Vitor Soeiro é professor de História, formado em História pela Universidade Federal Fluminense, com pesquisa sobre o comportamento da população alemã durante a aplicação das políticas antissemitas do regime nazista.
Reflexões sobre a Gestapo (Alemanha, 1933-1945): as denúncias particulares e o modo de operação
A organização da Gestapo e a rede policial
A missão da Gestapo não se resumia a perseguir os crimes políticos e ofensas ao Estado, detectar os crimes e investigar os infratores. Tinha também, como uma de suas funções básicas, o combate preventivo a todas as ameaças. Ou seja, a tarefa da polícia política estava na observação de todos os possíveis “inimigos” do povo e do Estado. Em um regime democrático, a polícia política representa um instrumento complementar de controle estatal, enquanto, em uma ditadura, se torna uma instituição principal. Durante o Terceiro Reich, a Gestapo se tornou um organismo “independente”, movida pela concepção de prevenção e aniquilação dos adversários. Exerceu, dentre suas competências, a de uma polícia ideológica, uma arma que diferenciava a polícia nazista das polícias de épocas anteriores.[i]
Desde o princípio da utilização da detenção preventiva, a Gestapo se destacava por realizar todo o vasto conjunto de atividades que se desenvolvia. Era preciso fazer cumprir as novas leis, além de supervisionar e regular a aplicação das novas formas de conduta.
Houve uma verdadeira avalanche de novas leis, disposições e decretos – somente na área da política racial – e seu alcance era tal que sua efetiva imposição jamais teria sido possível sem que houvesse logrado também um certo grau de cooperação por parte da maioria da população.

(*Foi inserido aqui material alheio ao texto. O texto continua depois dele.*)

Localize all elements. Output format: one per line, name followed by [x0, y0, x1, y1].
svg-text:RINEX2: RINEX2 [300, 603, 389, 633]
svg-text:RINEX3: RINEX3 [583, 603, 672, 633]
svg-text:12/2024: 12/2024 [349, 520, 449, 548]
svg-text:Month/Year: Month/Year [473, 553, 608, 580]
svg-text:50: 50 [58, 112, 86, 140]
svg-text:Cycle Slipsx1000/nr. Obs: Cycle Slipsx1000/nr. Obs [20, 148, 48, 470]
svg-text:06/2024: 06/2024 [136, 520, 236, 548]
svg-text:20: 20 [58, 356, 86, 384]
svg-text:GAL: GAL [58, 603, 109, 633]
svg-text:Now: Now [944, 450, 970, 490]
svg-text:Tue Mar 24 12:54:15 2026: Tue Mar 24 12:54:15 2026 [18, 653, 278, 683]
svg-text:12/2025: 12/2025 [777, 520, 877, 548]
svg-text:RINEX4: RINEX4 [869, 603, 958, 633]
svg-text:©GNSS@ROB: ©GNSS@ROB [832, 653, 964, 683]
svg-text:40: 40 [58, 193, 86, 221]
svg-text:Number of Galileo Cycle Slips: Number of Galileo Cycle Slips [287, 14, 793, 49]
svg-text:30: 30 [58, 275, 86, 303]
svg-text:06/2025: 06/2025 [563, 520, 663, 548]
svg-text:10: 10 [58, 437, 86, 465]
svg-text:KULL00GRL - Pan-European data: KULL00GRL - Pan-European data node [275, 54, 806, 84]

Nenhuma polícia poderia depender por inteiro do medo gerado pelos métodos brutais, e certamente não poderia ter sido feito pela Gestapo, cujo trabalho passou a consistir no desempenho de um papel “positivo” na constituição da “nova ordem”.[ii]
Gellately (2004) reconhece o fato de que as pessoas na Alemanha nazista nunca estiveram longe da vigilância, fosse ela em público, em casa ou no trabalho. Contudo, afirma que a sensação constante de estar sendo observado não tinha como ser da presença física dos oficiais da Gestapo, já que a instituição tinha um efetivo bastante reduzido.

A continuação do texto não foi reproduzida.